Dissera-se, ao vê-lo agora desfalecer gradualmente, que a morte se aproximaria lenta, suave, sem paroxismos; como o adormecer, que se não pressente.
De súbito porém alterou-se esta placidez enganosa.
Animado duma energia, que contrastava com a depressão que, momentos antes, lhe paralisava os membros, tocados pelo dedo da morte, afastou impaciente a roupa e, elevando as mãos, cruzou-as sobre o peito, ao mesmo tempo que inclinava para trás a cabeça, como em espasmo violento.
Margarida julgou-o morto.
Apoderou-se então dela um terror súbito e profundo. Assustou- -a aquela escuridade, aquele silêncio, aquela agonia, e, soltando um grito, correu à porta para pedir socorro.
Ao abri-la, achou-se inesperadamente em face de Daniel, que, por acaso, passava ali também naquele momento.

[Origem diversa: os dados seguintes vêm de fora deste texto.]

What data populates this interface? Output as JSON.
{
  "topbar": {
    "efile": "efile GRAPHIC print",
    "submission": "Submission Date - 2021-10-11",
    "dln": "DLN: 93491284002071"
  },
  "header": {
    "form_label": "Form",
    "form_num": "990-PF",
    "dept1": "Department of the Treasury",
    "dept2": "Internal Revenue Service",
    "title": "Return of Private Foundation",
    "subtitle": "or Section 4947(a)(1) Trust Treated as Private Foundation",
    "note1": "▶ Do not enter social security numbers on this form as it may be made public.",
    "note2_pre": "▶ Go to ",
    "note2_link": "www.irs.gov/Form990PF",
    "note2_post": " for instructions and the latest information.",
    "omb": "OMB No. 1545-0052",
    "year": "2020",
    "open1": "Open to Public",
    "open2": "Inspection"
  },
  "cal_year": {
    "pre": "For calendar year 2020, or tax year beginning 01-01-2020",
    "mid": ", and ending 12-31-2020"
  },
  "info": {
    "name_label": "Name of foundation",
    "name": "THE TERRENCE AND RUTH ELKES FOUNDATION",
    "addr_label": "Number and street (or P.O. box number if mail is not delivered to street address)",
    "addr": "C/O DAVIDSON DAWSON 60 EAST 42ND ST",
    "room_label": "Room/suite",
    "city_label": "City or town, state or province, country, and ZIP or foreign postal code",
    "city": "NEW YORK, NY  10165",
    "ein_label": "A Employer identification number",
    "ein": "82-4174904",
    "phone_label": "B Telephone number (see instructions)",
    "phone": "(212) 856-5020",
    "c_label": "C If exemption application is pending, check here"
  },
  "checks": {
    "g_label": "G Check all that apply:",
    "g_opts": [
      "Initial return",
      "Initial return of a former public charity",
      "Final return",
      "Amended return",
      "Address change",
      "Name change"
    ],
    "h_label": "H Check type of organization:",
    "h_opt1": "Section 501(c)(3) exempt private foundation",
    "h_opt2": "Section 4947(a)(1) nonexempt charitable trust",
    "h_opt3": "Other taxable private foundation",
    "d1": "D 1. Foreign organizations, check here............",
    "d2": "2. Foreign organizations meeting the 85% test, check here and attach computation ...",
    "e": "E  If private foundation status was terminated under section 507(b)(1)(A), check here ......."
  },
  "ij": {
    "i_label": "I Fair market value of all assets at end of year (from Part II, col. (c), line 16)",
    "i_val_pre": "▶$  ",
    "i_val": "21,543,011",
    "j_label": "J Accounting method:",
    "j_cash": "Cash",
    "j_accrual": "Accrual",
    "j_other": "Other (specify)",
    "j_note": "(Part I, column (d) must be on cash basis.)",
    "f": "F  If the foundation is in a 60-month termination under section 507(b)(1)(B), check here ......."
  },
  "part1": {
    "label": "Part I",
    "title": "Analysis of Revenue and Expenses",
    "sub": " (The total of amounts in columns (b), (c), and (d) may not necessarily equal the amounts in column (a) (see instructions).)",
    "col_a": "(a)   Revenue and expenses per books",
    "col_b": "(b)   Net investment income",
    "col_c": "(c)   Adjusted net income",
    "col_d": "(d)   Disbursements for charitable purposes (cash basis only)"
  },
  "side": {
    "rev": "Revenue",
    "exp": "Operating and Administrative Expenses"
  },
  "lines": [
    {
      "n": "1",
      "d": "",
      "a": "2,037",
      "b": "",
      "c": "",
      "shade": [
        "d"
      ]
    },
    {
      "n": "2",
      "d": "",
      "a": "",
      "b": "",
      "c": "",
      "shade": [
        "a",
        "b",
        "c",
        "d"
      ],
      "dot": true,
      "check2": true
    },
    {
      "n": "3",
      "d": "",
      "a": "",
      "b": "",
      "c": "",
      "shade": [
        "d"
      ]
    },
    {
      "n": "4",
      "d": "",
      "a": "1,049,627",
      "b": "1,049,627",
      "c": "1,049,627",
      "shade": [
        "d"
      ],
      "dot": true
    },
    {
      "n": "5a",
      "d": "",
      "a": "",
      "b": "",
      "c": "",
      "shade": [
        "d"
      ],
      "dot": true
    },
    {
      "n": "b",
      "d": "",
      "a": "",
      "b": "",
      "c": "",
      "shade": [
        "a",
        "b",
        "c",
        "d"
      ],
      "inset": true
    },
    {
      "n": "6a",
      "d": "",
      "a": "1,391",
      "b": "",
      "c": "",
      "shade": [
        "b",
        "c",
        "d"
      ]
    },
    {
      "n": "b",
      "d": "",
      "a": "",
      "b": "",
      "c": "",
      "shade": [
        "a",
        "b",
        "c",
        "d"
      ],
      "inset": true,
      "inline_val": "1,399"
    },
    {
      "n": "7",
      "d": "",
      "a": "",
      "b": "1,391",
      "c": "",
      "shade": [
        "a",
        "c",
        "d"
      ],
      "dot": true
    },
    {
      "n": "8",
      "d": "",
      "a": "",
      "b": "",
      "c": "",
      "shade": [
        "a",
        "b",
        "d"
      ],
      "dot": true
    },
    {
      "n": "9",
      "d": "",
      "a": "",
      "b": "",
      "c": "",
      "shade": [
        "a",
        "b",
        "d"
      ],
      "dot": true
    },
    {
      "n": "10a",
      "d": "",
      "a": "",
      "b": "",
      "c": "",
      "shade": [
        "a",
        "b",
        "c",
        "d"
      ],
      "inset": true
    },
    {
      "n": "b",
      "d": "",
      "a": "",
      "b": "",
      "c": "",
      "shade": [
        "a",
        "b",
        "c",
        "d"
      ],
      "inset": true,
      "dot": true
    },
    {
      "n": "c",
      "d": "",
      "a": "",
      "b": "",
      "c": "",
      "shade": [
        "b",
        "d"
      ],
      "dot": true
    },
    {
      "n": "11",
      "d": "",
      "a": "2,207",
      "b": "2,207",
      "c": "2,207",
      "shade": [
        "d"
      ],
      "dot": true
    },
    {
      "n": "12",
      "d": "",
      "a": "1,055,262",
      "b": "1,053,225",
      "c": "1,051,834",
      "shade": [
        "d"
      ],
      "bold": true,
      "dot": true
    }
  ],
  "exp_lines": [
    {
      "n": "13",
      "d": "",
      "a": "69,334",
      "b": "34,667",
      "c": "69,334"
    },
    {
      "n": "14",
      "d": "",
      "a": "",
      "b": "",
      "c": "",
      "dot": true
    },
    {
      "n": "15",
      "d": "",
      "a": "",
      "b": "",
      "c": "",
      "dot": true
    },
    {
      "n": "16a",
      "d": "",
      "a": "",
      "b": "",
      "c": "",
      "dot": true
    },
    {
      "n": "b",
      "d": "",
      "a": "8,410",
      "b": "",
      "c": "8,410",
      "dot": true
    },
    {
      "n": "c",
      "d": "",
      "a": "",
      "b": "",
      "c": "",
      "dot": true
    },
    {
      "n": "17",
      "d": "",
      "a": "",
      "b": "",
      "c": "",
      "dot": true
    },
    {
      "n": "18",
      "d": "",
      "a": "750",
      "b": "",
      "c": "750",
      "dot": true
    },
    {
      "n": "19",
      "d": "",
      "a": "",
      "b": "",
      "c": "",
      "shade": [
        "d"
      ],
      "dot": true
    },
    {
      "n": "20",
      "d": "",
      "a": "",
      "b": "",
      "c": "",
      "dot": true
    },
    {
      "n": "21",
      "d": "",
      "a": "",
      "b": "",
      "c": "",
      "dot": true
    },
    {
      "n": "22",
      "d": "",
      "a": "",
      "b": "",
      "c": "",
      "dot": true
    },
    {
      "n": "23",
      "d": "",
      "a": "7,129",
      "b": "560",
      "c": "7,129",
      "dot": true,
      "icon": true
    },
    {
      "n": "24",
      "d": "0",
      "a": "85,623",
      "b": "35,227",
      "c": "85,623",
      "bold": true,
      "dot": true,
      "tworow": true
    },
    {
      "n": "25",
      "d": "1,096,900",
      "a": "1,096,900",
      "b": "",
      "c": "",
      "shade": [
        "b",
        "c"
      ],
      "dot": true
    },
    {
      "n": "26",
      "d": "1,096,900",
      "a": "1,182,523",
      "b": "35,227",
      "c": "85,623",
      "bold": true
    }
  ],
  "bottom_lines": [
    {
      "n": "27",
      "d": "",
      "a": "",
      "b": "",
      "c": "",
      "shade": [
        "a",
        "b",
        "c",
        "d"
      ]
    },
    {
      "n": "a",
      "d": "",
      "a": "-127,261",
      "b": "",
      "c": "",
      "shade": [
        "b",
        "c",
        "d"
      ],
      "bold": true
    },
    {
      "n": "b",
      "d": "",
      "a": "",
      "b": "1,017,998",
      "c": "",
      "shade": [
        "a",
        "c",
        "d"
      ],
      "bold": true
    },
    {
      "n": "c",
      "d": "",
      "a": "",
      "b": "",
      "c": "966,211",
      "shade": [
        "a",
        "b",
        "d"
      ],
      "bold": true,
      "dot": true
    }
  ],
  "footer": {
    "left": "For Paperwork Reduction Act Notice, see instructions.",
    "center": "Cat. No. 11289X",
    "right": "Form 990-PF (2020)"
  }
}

Estava muito agitado o espírito de Margarida, para que a presença de Daniel produzisse nela a impressão, que, em outras quaisquer circunstâncias, produziria.
No homem, que mais pudera influir-lhe no coração, ela só viu, naquele momento, o médico, o socorro que lhe enviava talvez a Providência; e, com as lágrimas nos olhos e as mãos juntas, caminhou para ele, sem hesitação, sem timidez, cheia de confiança.
- Por amor de Deus, Sr. Daniel, acuda a este infeliz, que morre! - dizia ela comovida.
Daniel, surpreendido ao princípio pelo inesperado aparecimento de Margarida, num instante recebeu o contágio abençoado da generosidade daquela alma.
A mais leviana cabeça curva-se diante da manifestação sincera de uma dor assim; o coração mais volúvel deixa-se penetrar do influxo misterioso da simpatia e cerra-se a outros motores menos desinteressados.
Daniel compreendeu toda a nobreza daquele sentimento e sentiu- se arrastado por ela.